Wednesday, December 22, 2010

Women Face Better Employment Prospects Than Men, Will Drive Recovery, Report Says

The economic recovery will be led by women, who are, on the whole, better educated than men and more likely to find employment in today's anemic job market, according to a new report.
Women, whose employment relative to men's is at a historic high, will increasingly drive consumer spending, according to a new Bank of America Merrill Lynch report. As the economic landscape shifts, and employers demand more highly educated workers, women will find themselves in stronger financial shape than men, equipped with the buying power to spur and sustain economic growth, the report predicts.
The Great Recession put a higher proportion of men out of work than women, and, if the report's authors are to be believed, it laid the foundation for a new gender dynamic in the American workforce. The construction and manufacturing industries, which account for about half of the nation's job losses, are dominated by men. Last month, the male unemployment rate was 10.6 percent, compared to 8.9 percent for women.
The jobs that do exist in large numbers are concentrated in industries dominated by women, including nursing and retail, the report says. If men want work, they'll have to be willing to explore new careers.
"It will require a generational shift and a shift in attutides about what is a traditional male versus female job," said Ethan Harris, the Bank of America Merrill Lynch economist who co-authored the report with economist Neil Dutta. "For men to catch up, they will have to accept that a healthcare job is a good job."
As a crowded job market has pushed employers to put a premium on higher education, women, who are statistically more likely to graduate from college, have an upper hand. "The economy is going to reward people with more education," Harris said. "There's a retooling of the male workforce that needs to take place."

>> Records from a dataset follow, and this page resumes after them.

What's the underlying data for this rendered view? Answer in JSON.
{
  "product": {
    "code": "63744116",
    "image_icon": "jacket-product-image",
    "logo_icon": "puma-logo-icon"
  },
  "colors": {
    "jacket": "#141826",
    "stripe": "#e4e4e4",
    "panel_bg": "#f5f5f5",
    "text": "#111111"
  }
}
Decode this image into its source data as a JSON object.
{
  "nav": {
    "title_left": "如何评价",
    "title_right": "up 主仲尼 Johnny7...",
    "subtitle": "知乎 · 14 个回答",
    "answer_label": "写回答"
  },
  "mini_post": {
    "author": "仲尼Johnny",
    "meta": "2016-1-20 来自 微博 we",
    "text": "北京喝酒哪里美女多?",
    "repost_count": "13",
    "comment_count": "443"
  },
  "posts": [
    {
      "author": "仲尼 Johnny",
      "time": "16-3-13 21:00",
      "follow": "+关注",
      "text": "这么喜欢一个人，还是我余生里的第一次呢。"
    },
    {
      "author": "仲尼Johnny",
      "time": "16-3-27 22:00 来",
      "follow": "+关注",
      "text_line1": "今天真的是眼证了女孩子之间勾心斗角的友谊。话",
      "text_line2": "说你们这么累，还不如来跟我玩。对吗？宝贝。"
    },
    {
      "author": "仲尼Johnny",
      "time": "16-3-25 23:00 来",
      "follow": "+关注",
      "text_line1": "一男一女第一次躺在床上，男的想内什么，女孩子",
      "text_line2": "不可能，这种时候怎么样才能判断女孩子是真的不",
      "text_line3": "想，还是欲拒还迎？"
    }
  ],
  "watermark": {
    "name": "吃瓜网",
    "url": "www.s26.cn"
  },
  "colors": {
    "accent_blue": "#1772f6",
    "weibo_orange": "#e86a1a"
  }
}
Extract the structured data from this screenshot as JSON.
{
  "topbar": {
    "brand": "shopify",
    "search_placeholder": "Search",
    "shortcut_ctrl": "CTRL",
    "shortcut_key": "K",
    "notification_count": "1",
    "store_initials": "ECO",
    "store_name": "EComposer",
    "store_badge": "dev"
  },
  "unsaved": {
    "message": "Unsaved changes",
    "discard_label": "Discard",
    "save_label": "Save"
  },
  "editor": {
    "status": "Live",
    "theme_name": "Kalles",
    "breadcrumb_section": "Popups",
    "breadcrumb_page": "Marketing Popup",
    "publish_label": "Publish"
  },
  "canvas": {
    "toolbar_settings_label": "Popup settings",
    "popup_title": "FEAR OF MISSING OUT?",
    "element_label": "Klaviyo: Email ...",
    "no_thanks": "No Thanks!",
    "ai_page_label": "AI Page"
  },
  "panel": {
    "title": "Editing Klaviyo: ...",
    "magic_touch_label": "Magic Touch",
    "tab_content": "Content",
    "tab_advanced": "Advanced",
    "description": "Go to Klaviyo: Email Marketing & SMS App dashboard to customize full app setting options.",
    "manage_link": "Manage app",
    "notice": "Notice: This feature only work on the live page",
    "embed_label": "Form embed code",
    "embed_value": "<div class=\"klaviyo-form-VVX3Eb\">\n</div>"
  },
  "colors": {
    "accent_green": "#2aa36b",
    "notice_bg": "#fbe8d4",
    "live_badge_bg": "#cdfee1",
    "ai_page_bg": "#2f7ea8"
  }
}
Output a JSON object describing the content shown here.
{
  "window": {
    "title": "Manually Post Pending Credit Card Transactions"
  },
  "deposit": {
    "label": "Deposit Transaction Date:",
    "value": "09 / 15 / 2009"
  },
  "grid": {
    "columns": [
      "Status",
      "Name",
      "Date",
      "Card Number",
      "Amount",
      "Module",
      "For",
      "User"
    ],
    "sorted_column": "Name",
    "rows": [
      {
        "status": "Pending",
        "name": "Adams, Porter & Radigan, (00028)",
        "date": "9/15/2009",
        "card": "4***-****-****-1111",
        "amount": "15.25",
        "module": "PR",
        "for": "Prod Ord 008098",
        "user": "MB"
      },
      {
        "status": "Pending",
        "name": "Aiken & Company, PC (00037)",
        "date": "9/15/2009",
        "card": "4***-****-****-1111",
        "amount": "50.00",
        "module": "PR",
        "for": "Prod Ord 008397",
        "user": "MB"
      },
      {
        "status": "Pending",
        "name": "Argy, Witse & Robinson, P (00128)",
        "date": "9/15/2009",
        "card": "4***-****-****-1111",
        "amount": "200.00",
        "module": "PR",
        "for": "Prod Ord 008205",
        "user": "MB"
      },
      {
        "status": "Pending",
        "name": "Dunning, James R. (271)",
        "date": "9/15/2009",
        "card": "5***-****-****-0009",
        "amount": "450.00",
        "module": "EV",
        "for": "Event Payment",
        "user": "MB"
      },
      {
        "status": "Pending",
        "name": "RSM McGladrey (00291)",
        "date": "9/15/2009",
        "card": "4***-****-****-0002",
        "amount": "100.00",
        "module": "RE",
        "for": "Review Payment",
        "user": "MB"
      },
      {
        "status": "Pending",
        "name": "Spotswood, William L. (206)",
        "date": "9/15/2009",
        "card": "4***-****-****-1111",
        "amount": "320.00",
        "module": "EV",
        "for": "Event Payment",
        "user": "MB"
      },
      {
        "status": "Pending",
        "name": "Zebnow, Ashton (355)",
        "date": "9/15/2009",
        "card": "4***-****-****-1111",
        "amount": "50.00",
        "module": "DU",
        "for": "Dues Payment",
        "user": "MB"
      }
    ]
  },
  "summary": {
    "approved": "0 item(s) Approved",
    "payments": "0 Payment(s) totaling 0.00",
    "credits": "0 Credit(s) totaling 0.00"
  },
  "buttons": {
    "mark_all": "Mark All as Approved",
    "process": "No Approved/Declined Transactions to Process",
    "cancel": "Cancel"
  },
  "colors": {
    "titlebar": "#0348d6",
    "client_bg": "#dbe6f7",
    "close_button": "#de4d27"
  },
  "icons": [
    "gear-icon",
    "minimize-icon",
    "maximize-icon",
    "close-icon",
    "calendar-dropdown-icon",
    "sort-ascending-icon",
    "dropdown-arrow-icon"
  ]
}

Consumer spending accounts for about 70 percent of U.S. economic activity. As women have more secure income, the report says, they will increasingly spend the dollars that could drive an economic recovery.
But other economists are skeptical. In the highest paying jobs, for example, men continue to dominate. Female income, as the report acknowledges, is still about two-thirds that of men.
Job growth tends to be in low-paying sectors, said Mark Blyth, a political economy professor at Brown. Even if more women are employed than men, it doesn't necessarily follow that they'll drive an economic recovery.
"It may be the case that women have a slight advantage over men in terms of college qualifications, but that doesn't mean everybody's going to be working for JPMorgan," Blyth said. "If there's going to be more women employed in health care -- and historically they get paid less than men -- don't hold your breath for heart-pumping consumer spending."
The labor market, further, might not undergo as fundamental a shift as the report predicts. Construction and manufacturing jobs are cyclical, meaning they're tied to economic booms and busts. As the economy recovers, the status quo might well be restored.
Since the economy started adding jobs in December 2009, women have gained 45,000 jobs. Men, meanwhile, have gained 906,000.
"Men saw disproportionate job loss, so it makes sense they would have disporportionate gain," said Heidi Shierholz, an economist at the Economic Policy Institute. "The jobs that come back tend to look like the ones that were lost."
As the male unemployment rate has dropped 0.6 percentage points since November 2009, the female unemployment rate has increased 0.3 percentage points.
The income gap, Shierholz added, is "still pretty intense."